Clam cystoplasty aims to turn a high-pressure system into a low-pressure one through the anastomosis of a bowel segment to the bladder. The most commonly used intestinal segment is the ileum in an ileocystoplasty. Bladder capacity is therefore increased, detrusor pressure is reduced, upper tracts are protected and any concurrent ureteric reflux can resolve. Satisfactory outcomes from this procedure are reported in up to 88% of patients.

Common side effects or complications long term include the need to carry out ISC for 10–75% of patients. Metabolic disturbances can contribute to vitamin B12 deficiency and hyperchloraemic acidosis with resulting bone demineralisation with osteoporosis. Others include bacteriuria, urinary tract stones (15–40% of patients), mucous retention in the bladder, spontaneous bladder perforation, incontinence and carcinoma. The chronic exposure of the ileal mucosa to urine can lead to malignant change in 1.2% of patients. As a result, long-term yearly cystoscopic and biopsy monitoring after 10 years post-procedure is advised [37, 38].

8.8.2 Urinary Diversion

As a last-resort treatment modality who cannot carry out ISC, with uncompromised renal function, a urinary diversion to an ileal stoma or various segments of the intestinal tract (most commonly the appendix or ileum) creates a continence reservoir that requires catheterisation to empty the urine. Low incontinence rates of 2–16% [38] have been reported following this procedure.

Key Points

  • Overactive bladder is prevalent in postmenopausal women and prevalence increases with age.

  • OAB can have a significant impact on quality of life, improvement of which is considered a treatment outcome.

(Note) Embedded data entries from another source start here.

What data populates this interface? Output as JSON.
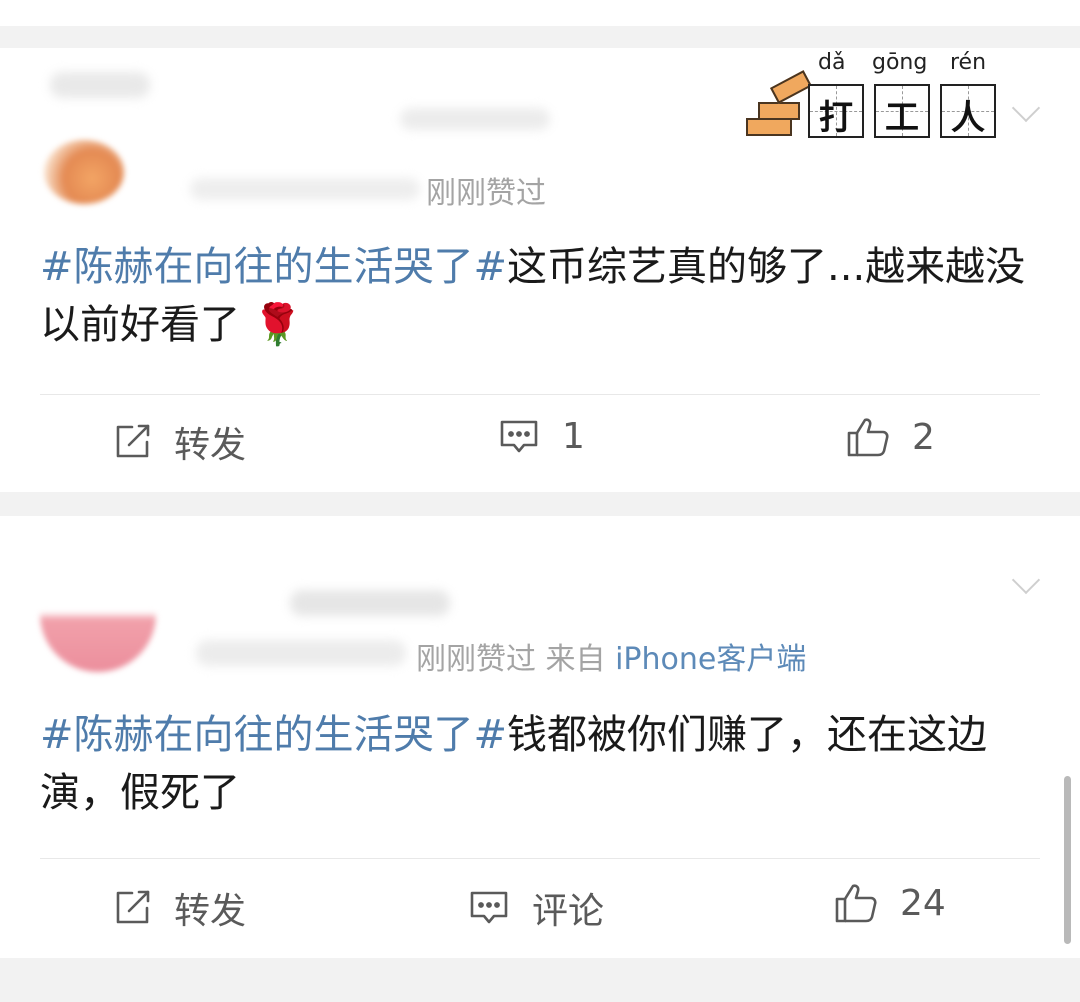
{
  "badge": {
    "pinyin": [
      "dǎ",
      "gōng",
      "rén"
    ],
    "chars": [
      "打",
      "工",
      "人"
    ]
  },
  "post1": {
    "meta": "刚刚赞过",
    "hashtag": "#陈赫在向往的生活哭了#",
    "text": "这币综艺真的够了...越来越没以前好看了",
    "emoji": "🌹",
    "actions": {
      "forward_label": "转发",
      "comment_label": "1",
      "like_label": "2"
    }
  },
  "post2": {
    "meta_prefix": "刚刚赞过  来自 ",
    "source": "iPhone客户端",
    "hashtag": "#陈赫在向往的生活哭了#",
    "text": "钱都被你们赚了，还在这边演，假死了",
    "actions": {
      "forward_label": "转发",
      "comment_label": "评论",
      "like_label": "24"
    }
  },
  "icons": {
    "forward": "share-edit-icon",
    "comment": "comment-bubble-icon",
    "like": "thumbs-up-icon",
    "more": "chevron-down-icon"
  },
  "colors": {
    "hashtag": "#4f7cab",
    "meta": "#a4a4a4",
    "text": "#1a1a1a",
    "action": "#5a5a5a",
    "background": "#f2f2f2"
  }
}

  • Lifestyle changes and medical management remain first-line treatment options.

  • Treatment with topical oestrogen may be of benefit, although synergistic benefits with pharmacotherapy are unclear.

  • Refractory overactive bladder symptoms can occur in 25–40% of patients.

  • Multidisciplinary management with patient counselling of treatment options and expected outcomes with written information is essential in the management of refractory OAB.

  • Intra-vesical botulinum A toxin injections, posterior tibial nerve stimulation (PTNS) or sacral neuromodulation can provide effective second-line treatment.